Aunque el Gobierno español parezca ir a contracorriente de una tendencia global, no nos engañemos: la sociedad civil asiste a la crisis ideológica de la izquierda y sus debates cada vez más distante y, como mucho, interpelada para elegir entre males menores o a la defensiva contra posibles involuciones. Es por ello decisivo que en su programa, frente a este impulso reactivo, se nutra de las experiencias transformadoras más efectivas de las últimas décadas, las feministas y ecologistas, cuyas demandas, en caso contrario, pueden ser traducidas e incorporadas por una agenda conservadora o incluso reaccionaria, como estamos empezando a ver en Europa. Se ha convertido últimamente en un mantra de cierta izquierda la tesis simplista de que la pulsión utópica expresada en los sesenta no fue sino el caballo de Troya del neoliberalismo. Cabe otra lectura: si el neoliberalismo tuvo éxito fue precisamente porque supo hegemonizar, aunque deformándola en términos antiestatales, individualistas y competitivos, esa tensión de cambio subyacente a la crítica del trabajo disciplinado bajo el régimen fordista. En esta disputa, la izquierda obrerista envejeció rápidamente. Si hoy la izquierda no moviliza esos nuevos deseos desde una orientación pluralista y atenta a las desigualdades materiales, pueden caer del lado de la reacción.

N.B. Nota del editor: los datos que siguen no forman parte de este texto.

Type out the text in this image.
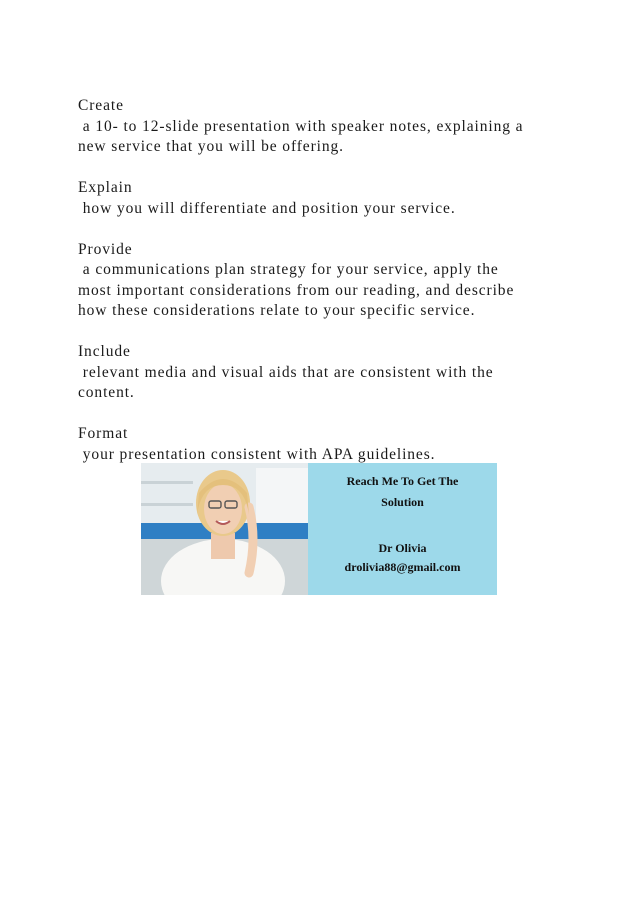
Create
a 10- to 12-slide presentation with speaker notes, explaining a
new service that you will be offering.
Explain
how you will differentiate and position your service.
Provide
a communications plan strategy for your service, apply the
most important considerations from our reading, and describe
how these considerations relate to your specific service.
Include
relevant media and visual aids that are consistent with the
content.
Format
your presentation consistent with APA guidelines.
Reach Me To Get The
Solution
Dr Olivia
drolivia88@gmail.com
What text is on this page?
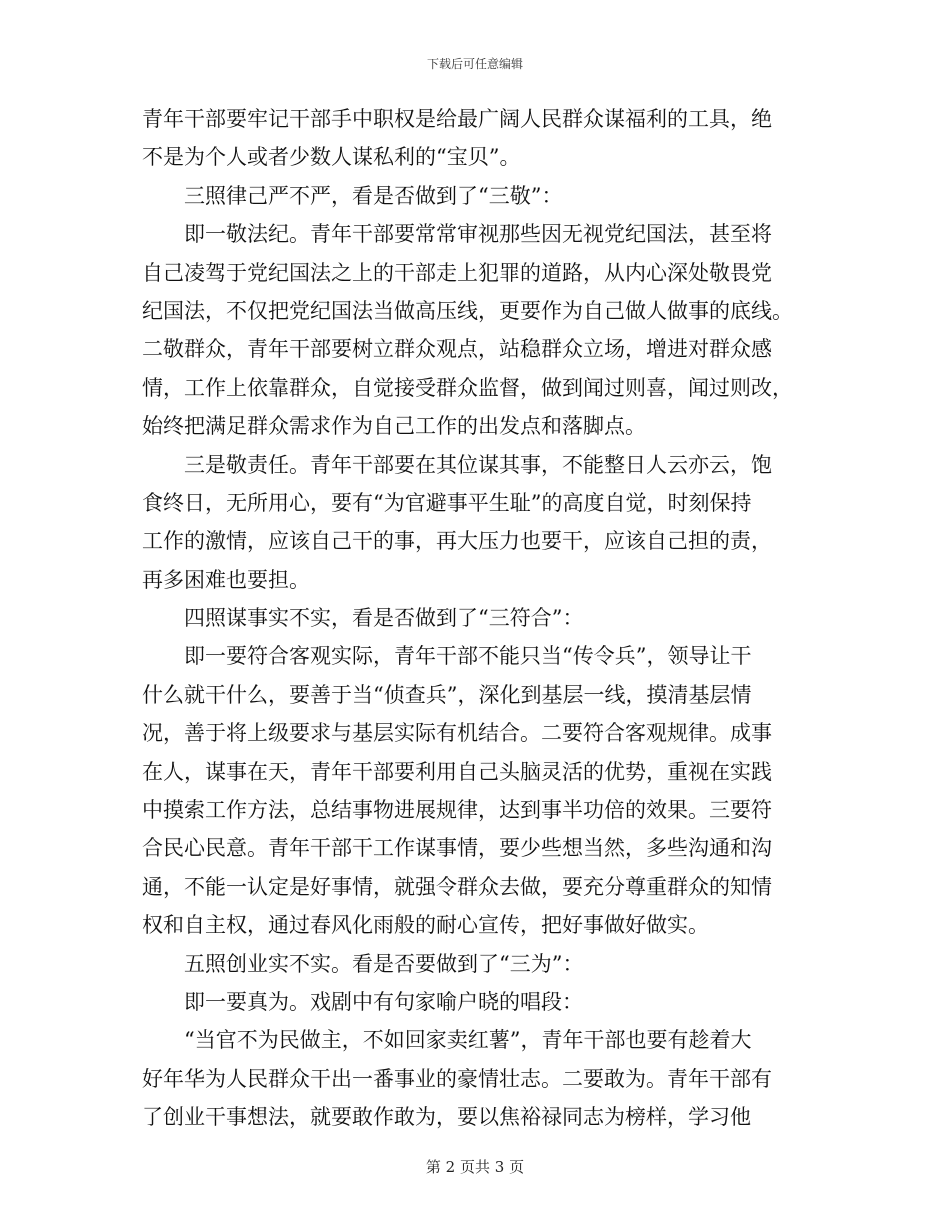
下载后可任意编辑
青年干部要牢记干部手中职权是给最广阔人民群众谋福利的工具，绝
不是为个人或者少数人谋私利的“宝贝”。
三照律己严不严，看是否做到了“三敬”：
即一敬法纪。青年干部要常常审视那些因无视党纪国法，甚至将
自己凌驾于党纪国法之上的干部走上犯罪的道路，从内心深处敬畏党
纪国法，不仅把党纪国法当做高压线，更要作为自己做人做事的底线。
二敬群众，青年干部要树立群众观点，站稳群众立场，增进对群众感
情，工作上依靠群众，自觉接受群众监督，做到闻过则喜，闻过则改，
始终把满足群众需求作为自己工作的出发点和落脚点。
三是敬责任。青年干部要在其位谋其事，不能整日人云亦云，饱
食终日，无所用心，要有“为官避事平生耻”的高度自觉，时刻保持
工作的激情，应该自己干的事，再大压力也要干，应该自己担的责，
再多困难也要担。
四照谋事实不实，看是否做到了“三符合”：
即一要符合客观实际，青年干部不能只当“传令兵”，领导让干
什么就干什么，要善于当“侦查兵”，深化到基层一线，摸清基层情
况，善于将上级要求与基层实际有机结合。二要符合客观规律。成事
在人，谋事在天，青年干部要利用自己头脑灵活的优势，重视在实践
中摸索工作方法，总结事物进展规律，达到事半功倍的效果。三要符
合民心民意。青年干部干工作谋事情，要少些想当然，多些沟通和沟
通，不能一认定是好事情，就强令群众去做，要充分尊重群众的知情
权和自主权，通过春风化雨般的耐心宣传，把好事做好做实。
五照创业实不实。看是否要做到了“三为”：
即一要真为。戏剧中有句家喻户晓的唱段：
“当官不为民做主，不如回家卖红薯”，青年干部也要有趁着大
好年华为人民群众干出一番事业的豪情壮志。二要敢为。青年干部有
了创业干事想法，就要敢作敢为，要以焦裕禄同志为榜样，学习他
第 2 页共 3 页
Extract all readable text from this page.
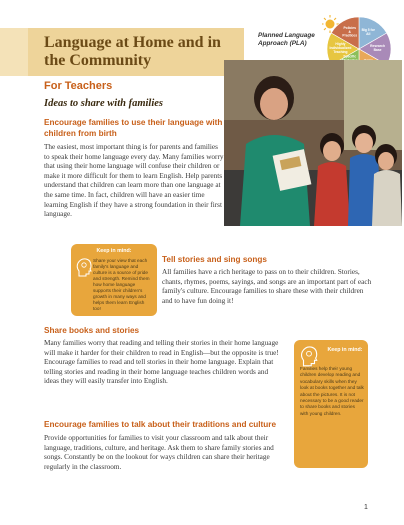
Language at Home and in the Community
Planned Language Approach (PLA)
Big 5 for All
Research Base
Specific
Highly Individualized Teaching
Policies & Practices
For Teachers
Ideas to share with families
Encourage families to use their language with children from birth

The easiest, most important thing is for parents and families to speak their home language every day. Many families worry that using their home language will confuse their children or make it more difficult for them to learn English. Help parents understand that children can learn more than one language at the same time. In fact, children will have an easier time learning English if they have a strong foundation in their first language.

Keep in mind:
Share your view that each family's language and culture is a source of pride and strength. Remind them how home language supports their children's growth in many ways and helps them learn English too!
Tell stories and sing songs

All families have a rich heritage to pass on to their children. Stories, chants, rhymes, poems, sayings, and songs are an important part of each family's culture. Encourage families to share these with their children and to have fun doing it!

Share books and stories

Many families worry that reading and telling their stories in their home language will make it harder for their children to read in English—but the opposite is true! Encourage families to read and tell stories in their home language. Explain that telling stories and reading in their home language teaches children words and ideas they will easily transfer into English.

Keep in mind:
Families help their young children develop reading and vocabulary skills when they look at books together and talk about the pictures. It is not necessary to be a good reader to share books and stories with young children.
Encourage families to talk about their traditions and culture

Provide opportunities for families to visit your classroom and talk about their language, traditions, culture, and heritage. Ask them to share family stories and songs. Constantly be on the lookout for ways children can share their heritage regularly in the classroom.

1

No hay hoy una tarea de izquierdas más urgente que analizar y combatir este miedo al futuro cuya otra cara es la despolitización nihilista. Una situación donde los fantasmas de una vieja clase obrera industrial también reaparecen melancólicamente como nostalgia del viejo mundo perdido. En este programa la izquierda no puede despreciar ese malestar de la deslocalización como si fuera solo “la cesta de los deplorables” (Hillary Clinton), pero tampoco idealizarlo, pues está compuesto de actitudes inaceptables como la misoginia y la xenofobia; ha de trabajar en esos terrenos impuros, ambivalentes, contradictorios, donde se mueve como pez en el agua la derecha, sabedora de que la incoherencia programática, lejos de ser un límite, lanza mejor su mensaje en sociedades fragmentadas. El gran reto de un horizonte que pueda desbloquear este deseo de futuro pasa por trabajar política y culturalmente en una difícil tensión: entre el impulso histórico de un proceso de unidad y la obstinada, pero necesaria, realidad de la pluralidad.